Tamerlan leafed through the driver’s wallet and found his ATM card. He asked for the ATM code and got it. When they arrived in East Watertown, the driver was ordered to pull over onto Fairfield Street, a quiet side street. When he did, Dzhokhar parked behind him and got out. The brothers spoke briefly on the street and began transferring their arsenal from the Honda Civic to the Mercedes. Tamerlan ordered the driver to move over to the passenger side and got behind the wheel. Dzhokhar climbed into the back seat behind the Chinese man.
They stopped at a nearby Bank of America, where Dzhokhar retrieved some money with the driver’s ATM card. The brothers spoke openly in their native language about going to New York City. The driver could only pick up the word Manhattan in the conversation. The Tsarnaevs then asked him if his car could be driven to New York City. As he drove, Tamerlan fidgeted with the radio, going from station to station but avoiding any news. They returned to Fairfield Street where, once again, the brothers retrieved some items from the Honda Civic. Tamerlan slipped an Islamic prayer CD into the Mercedes’s stereo and then got back on the road. The driver got a text from his roommate and then a phone call.
“If you say a single word in Chinese, I’ll kill you right now,” Tamerlan warned.
“I’m sleeping in my friend’s home tonight,” the driver told his roommate. “I have to go.”
Tamerlan nodded and smiled. “Good boy. Good job.”

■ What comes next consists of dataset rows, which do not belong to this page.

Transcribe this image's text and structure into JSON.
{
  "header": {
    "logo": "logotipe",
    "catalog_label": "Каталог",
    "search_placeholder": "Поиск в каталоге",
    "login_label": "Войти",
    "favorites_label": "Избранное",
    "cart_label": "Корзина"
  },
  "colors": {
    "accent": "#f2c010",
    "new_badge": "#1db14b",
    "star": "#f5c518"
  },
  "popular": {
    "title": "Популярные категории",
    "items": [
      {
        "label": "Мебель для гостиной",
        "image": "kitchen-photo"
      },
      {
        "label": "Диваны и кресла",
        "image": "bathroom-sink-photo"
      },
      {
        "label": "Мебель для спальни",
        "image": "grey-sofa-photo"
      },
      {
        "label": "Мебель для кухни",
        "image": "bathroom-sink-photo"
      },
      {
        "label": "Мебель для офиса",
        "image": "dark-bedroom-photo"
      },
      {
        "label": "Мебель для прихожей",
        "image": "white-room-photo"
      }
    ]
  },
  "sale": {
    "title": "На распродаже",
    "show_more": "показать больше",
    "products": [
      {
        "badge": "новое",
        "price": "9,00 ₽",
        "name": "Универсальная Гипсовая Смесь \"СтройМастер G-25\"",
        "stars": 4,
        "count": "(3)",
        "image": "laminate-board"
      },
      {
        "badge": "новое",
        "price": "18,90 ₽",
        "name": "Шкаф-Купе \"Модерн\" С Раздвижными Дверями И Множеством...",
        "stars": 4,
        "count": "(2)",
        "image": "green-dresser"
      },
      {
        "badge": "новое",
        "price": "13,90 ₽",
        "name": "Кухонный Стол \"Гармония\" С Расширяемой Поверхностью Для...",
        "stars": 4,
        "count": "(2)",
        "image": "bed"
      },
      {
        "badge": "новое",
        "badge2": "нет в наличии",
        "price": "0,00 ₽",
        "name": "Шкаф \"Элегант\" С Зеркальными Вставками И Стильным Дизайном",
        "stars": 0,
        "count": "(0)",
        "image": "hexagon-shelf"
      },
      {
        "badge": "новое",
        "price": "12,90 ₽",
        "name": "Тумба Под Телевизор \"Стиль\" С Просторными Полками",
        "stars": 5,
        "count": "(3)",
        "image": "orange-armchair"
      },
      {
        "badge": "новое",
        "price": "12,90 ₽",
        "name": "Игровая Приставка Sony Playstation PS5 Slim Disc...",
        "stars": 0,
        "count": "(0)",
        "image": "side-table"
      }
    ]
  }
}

At this point, they needed gas. They spotted a Shell gas station at River Street and Memorial Drive in Cambridge. Dhzokhar tried to fill the tank using the driver’s credit card. The credit card reader was down.
“Cash only,” he told his older brother, who then gave him a fifty dollar bill. Dhzokhar walked inside the Shell mini-mart. The Mercedes driver had a decision to make: stay in the car and be killed like the MIT police officer and all those innocent souls at the Boston Marathon, or try to make a run for it. There was only one option and it was clear. With lightning speed, the driver unbuckled his seatbelt, opened the passenger door, and sprinted. The driver kept running and did not look back. He heard no shots fired, he felt no pain. He was free.